The Chinese government hopes that the massive expansion of hydropower will allow it to sustain rapid economic growth while it gradually shifts away from fossil fuels. Yet the country already pays a high price for the collapse of its freshwater ecosystems. Its dams have destroyed and degraded freshwater resources on which hundreds of millions of people depend. Around the world, rivers, lakes, and wetlands have undergone more dramatic changes than any other type of ecosystem. The U.N. Environment Program warns that "natural systems that support economies, lives and livelihoods across the planet are at risk of rapid degradation and collapse" and that it would be arrogant to "imagine we can get by without biodiversity." If China's unprecedented dam-building spree is approved by the National People's Congress, it will undermine the foundations of the country's long-term prosperity.

China's new five-year plan essentially proposes to sacrifice the country's arteries to save its lungs. This impasse illustrates that China will not be able to engineer its way out of a mounting environmental crisis. "Really improving the environment in China will require revolutionary bottom-up political and economic reforms," writes Elizabeth Economy, director for Asia studies at the Council on Foreign Relations.

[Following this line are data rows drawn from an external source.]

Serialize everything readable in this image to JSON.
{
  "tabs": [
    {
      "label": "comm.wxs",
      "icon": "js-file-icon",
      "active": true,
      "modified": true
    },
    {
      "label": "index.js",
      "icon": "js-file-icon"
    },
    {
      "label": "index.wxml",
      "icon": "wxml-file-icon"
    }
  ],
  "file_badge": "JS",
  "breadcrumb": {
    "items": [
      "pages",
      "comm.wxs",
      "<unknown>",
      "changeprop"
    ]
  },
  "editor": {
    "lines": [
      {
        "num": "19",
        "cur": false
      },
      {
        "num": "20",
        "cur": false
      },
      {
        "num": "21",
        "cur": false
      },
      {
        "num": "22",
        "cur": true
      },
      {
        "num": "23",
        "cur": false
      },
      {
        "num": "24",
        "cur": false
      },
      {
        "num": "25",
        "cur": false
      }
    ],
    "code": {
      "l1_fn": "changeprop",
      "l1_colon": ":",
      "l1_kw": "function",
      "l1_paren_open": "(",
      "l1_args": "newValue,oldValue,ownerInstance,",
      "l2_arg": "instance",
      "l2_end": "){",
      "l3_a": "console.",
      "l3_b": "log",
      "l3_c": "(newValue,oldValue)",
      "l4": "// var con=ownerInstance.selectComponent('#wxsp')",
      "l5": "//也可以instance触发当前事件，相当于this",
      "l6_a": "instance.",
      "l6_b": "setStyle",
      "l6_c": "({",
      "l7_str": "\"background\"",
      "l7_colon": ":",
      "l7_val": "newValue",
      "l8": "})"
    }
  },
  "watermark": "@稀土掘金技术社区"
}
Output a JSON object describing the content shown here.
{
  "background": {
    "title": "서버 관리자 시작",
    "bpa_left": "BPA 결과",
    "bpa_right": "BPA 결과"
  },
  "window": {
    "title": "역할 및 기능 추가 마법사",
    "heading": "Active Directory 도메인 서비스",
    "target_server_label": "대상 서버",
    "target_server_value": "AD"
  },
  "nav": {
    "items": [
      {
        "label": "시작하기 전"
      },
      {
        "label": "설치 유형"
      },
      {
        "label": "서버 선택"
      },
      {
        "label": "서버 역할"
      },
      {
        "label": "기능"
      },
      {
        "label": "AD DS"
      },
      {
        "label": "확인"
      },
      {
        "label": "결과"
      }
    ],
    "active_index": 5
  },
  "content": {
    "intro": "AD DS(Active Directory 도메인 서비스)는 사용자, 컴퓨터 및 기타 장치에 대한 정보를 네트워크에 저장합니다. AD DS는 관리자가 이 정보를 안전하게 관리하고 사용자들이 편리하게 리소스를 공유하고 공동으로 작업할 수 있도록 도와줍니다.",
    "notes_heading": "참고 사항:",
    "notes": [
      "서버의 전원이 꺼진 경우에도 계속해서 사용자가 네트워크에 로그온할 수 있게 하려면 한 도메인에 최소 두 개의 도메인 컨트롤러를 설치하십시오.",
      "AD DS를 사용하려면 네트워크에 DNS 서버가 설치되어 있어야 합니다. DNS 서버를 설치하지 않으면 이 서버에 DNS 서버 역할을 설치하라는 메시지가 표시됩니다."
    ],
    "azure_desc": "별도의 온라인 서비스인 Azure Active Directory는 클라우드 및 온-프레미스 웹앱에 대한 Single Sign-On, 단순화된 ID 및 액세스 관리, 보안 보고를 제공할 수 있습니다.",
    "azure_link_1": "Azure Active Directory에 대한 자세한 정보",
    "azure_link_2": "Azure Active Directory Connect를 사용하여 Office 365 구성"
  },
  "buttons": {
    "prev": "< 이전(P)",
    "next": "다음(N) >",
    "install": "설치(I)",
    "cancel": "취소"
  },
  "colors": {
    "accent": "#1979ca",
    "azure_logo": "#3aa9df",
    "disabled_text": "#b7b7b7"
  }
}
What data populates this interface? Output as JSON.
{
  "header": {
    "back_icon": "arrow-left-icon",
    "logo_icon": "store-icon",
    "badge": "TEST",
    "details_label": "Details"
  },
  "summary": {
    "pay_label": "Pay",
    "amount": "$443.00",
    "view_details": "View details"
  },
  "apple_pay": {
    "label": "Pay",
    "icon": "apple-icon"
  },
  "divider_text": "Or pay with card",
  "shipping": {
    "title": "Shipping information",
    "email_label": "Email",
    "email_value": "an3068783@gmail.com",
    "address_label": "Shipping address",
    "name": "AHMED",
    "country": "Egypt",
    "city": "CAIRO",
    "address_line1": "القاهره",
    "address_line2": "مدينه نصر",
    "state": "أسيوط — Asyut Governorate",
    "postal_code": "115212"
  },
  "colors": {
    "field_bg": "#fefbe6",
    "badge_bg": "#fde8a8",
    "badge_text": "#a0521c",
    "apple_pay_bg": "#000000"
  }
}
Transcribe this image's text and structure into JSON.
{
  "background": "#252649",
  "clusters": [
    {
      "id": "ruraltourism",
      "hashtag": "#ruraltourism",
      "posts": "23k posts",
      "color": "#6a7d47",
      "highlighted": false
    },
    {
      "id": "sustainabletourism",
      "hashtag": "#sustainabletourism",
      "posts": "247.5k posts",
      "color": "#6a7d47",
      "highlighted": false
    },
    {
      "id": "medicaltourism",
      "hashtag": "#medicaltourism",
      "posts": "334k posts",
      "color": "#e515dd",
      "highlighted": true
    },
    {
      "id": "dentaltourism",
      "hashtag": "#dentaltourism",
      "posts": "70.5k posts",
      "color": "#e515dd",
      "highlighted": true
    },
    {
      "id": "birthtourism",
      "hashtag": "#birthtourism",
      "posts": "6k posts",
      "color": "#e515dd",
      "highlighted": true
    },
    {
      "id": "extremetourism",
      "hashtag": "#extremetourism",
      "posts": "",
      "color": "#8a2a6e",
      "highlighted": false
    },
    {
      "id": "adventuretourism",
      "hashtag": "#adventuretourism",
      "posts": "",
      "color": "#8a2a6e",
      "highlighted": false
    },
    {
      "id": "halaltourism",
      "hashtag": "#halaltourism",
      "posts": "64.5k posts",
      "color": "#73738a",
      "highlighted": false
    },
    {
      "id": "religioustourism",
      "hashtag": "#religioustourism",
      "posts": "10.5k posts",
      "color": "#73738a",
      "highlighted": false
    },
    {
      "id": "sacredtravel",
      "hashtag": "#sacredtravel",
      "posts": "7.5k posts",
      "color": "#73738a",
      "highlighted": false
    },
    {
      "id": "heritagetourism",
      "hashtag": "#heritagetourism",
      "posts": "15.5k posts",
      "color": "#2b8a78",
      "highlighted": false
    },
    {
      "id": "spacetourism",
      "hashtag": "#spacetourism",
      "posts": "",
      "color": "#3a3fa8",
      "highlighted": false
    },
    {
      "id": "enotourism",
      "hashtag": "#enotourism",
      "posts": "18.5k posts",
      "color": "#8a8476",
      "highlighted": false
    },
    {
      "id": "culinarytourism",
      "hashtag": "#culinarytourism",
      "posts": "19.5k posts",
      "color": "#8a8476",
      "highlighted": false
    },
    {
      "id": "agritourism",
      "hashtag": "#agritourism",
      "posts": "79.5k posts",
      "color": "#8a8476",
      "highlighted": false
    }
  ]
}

Civil society groups and the media should be free to report on the state of the country's environment. Courts should be allowed to go after well-connected companies that violate environmental regulations. Schools should encourage the creative thinking that the country needs to move away from polluting industries at the bottom of the value chain. And as China's leaders chart their course for the next five years, they should embrace the wider social reforms that are needed for the protection of the environment.


Peter Bosshard is policy director of International Rivers, an environmental and human rights organization. He works from Beijing and Berkeley, California.